Rationalizing an Application Inventory

After you have finished organizing and analyzing your data, Microsoft recommends that you create an application portfolio for your organization. The application portfolio is a list of all the applications in your organization, including their specific details and compatibility status.

To create an application portfolio, perform the following steps:

  1. Collect your application inventory and compatibility data by using the ACT.
  2. Organize your data based on your organization's requirements and then analyze the information.
  3. Identify any applications that are missing from the inventory.
  4. Select specific versions of your inventoried applications to be included in your deployment.

Identifying the Missing Applications

You must identify any applications that were not located during the automated inventory collection process. These applications might be located on portable computers or high-security systems that cannot be accessed for inventory. In these situations, you must document the application manually.

To identify missing applications, perform the following steps:

  1. Distribute the application portfolio in your organization; specifically, distribute it to those who have knowledge of the required applications currently in use.
  2. Request that the group specified in step 1 review the portfolio for errors.
  3. Review the feedback provided from step 2 to analyze the errors in the existing portfolio.
  4. Make the appropriate changes to the portfolio based on the review.
  5. Publish the revised application portfolio and obtain stakeholder approval of the list and application compatibility status.

Selecting Specific Application Versions

To help reduce the long-term total cost of ownership (TCO), you must reduce the number of supported applications in your organization. For each supported application, you must allocate time, training, tools, and resources to plan, deploy, and support the application. Standardizing your list of supported applications can help to reduce the amount of effort required to support your deployed computer configurations.

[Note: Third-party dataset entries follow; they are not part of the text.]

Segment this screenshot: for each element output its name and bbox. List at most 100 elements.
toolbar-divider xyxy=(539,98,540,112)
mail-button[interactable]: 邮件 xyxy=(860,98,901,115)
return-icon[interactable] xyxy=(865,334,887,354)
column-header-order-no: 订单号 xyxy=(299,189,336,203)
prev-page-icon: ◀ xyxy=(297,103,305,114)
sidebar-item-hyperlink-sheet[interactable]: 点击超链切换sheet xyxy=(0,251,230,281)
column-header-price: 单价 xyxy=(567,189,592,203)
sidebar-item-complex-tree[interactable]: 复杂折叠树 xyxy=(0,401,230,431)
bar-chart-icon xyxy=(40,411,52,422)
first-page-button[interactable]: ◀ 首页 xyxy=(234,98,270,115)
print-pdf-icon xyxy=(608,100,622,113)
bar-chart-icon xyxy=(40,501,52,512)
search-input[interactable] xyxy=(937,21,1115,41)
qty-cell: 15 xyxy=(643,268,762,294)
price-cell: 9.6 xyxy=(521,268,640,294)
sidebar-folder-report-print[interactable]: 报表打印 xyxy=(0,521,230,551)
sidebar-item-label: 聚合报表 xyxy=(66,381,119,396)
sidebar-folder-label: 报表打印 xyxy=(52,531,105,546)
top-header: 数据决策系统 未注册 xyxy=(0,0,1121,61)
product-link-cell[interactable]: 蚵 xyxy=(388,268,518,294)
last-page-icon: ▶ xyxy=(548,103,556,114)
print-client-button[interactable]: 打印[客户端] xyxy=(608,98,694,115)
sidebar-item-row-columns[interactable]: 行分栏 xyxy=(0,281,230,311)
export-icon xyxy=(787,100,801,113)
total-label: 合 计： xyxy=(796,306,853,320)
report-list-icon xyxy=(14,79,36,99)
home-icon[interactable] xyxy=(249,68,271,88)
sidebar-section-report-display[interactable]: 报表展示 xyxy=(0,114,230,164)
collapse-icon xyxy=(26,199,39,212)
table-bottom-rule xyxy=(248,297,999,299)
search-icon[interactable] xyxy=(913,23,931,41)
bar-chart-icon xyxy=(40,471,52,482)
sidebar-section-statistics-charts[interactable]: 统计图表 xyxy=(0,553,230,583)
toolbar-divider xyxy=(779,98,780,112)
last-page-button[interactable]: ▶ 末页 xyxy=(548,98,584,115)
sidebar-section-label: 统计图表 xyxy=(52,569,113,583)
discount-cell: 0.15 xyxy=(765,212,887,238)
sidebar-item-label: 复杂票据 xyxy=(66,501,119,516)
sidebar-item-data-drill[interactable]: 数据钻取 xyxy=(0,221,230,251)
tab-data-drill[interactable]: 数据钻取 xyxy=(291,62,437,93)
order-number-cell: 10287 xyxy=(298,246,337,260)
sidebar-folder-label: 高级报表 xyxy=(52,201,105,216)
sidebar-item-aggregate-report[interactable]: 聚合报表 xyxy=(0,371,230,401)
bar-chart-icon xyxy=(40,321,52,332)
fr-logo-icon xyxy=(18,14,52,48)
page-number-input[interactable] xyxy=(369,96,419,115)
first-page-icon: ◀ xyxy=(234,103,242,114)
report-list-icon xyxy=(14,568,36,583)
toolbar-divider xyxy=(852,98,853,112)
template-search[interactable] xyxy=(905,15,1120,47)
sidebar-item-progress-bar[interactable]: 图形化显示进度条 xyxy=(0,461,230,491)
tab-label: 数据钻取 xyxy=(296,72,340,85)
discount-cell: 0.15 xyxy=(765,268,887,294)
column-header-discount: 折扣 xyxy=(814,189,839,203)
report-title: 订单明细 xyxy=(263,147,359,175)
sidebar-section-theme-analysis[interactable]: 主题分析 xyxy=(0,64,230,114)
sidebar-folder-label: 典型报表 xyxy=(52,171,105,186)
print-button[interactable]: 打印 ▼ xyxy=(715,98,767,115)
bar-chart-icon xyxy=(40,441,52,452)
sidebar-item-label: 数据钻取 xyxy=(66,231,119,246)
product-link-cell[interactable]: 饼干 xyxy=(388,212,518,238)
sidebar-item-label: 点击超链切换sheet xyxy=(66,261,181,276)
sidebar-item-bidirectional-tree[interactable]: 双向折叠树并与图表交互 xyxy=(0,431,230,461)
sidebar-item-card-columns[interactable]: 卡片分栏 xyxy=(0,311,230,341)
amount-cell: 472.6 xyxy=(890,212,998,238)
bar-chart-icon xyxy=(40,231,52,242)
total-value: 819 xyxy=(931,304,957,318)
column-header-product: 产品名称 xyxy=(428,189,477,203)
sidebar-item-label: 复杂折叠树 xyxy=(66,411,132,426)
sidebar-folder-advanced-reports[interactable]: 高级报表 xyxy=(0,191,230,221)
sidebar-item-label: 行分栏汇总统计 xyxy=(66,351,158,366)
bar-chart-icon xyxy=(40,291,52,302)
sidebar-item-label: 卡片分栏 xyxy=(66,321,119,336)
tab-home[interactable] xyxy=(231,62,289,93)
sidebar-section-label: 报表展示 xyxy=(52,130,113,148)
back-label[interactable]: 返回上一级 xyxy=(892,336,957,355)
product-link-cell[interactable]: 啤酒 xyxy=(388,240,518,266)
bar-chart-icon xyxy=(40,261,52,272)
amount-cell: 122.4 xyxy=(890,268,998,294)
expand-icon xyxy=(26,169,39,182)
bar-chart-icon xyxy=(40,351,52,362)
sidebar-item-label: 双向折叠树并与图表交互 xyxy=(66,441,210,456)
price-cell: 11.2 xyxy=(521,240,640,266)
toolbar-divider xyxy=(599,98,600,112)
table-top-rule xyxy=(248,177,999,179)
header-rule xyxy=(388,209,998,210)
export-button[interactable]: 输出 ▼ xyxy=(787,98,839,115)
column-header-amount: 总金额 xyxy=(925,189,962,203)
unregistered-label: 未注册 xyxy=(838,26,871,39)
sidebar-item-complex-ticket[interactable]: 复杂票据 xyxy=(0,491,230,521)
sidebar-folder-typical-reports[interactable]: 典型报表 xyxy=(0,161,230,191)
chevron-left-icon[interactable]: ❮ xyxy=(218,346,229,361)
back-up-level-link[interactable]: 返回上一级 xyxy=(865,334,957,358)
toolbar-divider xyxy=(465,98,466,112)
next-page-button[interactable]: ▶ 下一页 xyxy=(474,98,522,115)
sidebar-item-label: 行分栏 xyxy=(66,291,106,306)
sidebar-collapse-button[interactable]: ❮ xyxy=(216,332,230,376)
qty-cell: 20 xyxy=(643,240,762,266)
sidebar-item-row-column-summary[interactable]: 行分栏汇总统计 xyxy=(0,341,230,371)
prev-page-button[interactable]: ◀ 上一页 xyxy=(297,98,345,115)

If you determine that multiple applications are performing the same task in your organization, Microsoft recommends that you select a single application and include it in your standard portfolio, with an emphasis on the following criteria:

  • The application is part of a suite of applications. Applications that are part of a suite (for example, Microsoft Office Word 2007) are more difficult to eliminate from your portfolio because you typically must eliminate the entire suite.
  • The vendor supports the application on the new operating system. Identifying support options early can reduce your costs later.
  • The application adheres to the Designed for Windows logo program. Applications that display the current compatibility logo have met stringent guidelines for compatibility with the current version of Windows.
  • The application provides an .msi package for deployment. If the application provides an .msi package, you will spend less time preparing the application for deployment.
  • The application is AD DS-aware. You can manage AD DS-aware applications through Group Policy.
  • The application is the latest version available in your inventory. Deploying a later version helps ensure the long-term support of the application because of obsolescence policies.
  • The application provides multilingual support. Multilingual support within the application, when coupled with multilingual support in the operating system (such as the multilingual support in Windows 7), enables your organization to eliminate localized versions of the application.
  • The application provides a greater number of features. Applications that support a greater number of features are more likely to address the business needs of a larger number of your users.

To select the appropriate version of an application, perform the following steps:

  1. Identify the latest version of the application currently installed in your organization.
  2. Determine whether a later version of the application is currently available. If so, Microsoft recommends that you include the later version of the application in your analysis.
  3. Verify that you have vendor support for each version of the application.
  4. Identify the license availability and cost for each application and version.
  5. From all the versions available, select one version that is supported on all your client computers.
  6. Validate the selected version in your test environment, verifying that it is compatible with your new operating system, Windows update, or Internet Explorer version.